Can you really prevent an accident? Of course you can! Throughout our lives we’re always reminded to expect the unexpected, this can also be applied to accidents, since we wouldn’t expect to trip over or make a simple mistake that causes a problem. So, by monitoring the risk that something may happen, could such accidents be easily prevented? Yes!
One of the most important procedures in health and safety is the risk assessment. To carry out a risk assessment, each and every aspect of the work processes must be thoroughly examined. The process should cover equipment used, following through to the impact on other people. By doing so it allows a clear picture to be painted, showing where any significant risks are, and what the control measures are that can be suitably selected and implemented. On top of this, risk assessments are also a legal requirement, and so should be used as a starting point to a safer working environment.
The vast amount of people will know that if an accident occurs, they should log it in a designated accident report book. This is not the case for all accidents however, as if an employee cuts himself or herself on something or gets a small bruise, it may seem too minor to warrant being logged. By having each employee log even the smallest of incidents, it will become apparent how effective the systems in place are. It is much more beneficial to notice a trend in minor incidents, which can be investigated in order to put some control measures in place before it escalates into more serious incidents.
Human error and environment
The majority of accidents that occur can be ruled as being caused by an unsafe condition or act, which can then be linked back to human error. By monitoring the behaviour of each of the employees, these conditions or acts can be identified.

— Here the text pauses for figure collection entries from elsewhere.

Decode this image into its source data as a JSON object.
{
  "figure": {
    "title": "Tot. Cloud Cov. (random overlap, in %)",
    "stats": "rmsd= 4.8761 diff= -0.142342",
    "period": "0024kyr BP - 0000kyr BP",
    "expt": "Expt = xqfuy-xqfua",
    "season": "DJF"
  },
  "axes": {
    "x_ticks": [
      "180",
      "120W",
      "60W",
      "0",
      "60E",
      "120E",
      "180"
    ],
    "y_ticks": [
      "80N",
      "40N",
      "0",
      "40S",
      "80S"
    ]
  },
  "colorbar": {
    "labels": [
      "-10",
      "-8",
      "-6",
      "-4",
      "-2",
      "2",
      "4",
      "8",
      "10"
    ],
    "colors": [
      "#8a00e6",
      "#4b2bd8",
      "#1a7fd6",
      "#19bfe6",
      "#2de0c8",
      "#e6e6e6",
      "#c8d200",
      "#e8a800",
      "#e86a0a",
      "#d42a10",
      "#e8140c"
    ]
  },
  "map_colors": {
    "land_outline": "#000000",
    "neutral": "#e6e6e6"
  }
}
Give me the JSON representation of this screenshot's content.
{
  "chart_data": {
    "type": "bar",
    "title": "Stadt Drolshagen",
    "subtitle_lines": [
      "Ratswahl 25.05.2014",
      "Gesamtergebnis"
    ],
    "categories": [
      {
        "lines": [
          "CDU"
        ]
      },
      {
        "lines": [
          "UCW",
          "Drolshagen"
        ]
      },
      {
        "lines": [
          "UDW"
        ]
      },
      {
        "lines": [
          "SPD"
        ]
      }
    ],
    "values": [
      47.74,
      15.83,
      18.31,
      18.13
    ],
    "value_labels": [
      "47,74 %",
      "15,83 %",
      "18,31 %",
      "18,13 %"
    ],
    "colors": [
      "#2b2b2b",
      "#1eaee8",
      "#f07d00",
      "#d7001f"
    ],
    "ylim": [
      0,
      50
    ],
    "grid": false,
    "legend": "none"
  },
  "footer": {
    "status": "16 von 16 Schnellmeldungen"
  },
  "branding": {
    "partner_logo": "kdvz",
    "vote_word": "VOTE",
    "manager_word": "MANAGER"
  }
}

A simple way of preventing accidents is to look at the environment, taking note of the placement and layout of fittings and access. Assessing whether or not it is easy for the employees to move around the area, and what would happen if there happened to be a change in level and if that had caused a problem in the past. The standard of maintenance should be taken into account, as keeping steps, flooring, doors, handrails and windows well maintained will decrease the chance that an accident will occur.
The weather can bring about a variety of problems that could potentially lead to an accident, such as icy conditions in the winter months. In bad weather, minor accidents tend to be more common, with slips, falls and trips being the most likely. Outside areas such as car parks and footpaths should be kept clear of both leaves and ice, with grit being commonly used to combat icy surfaces.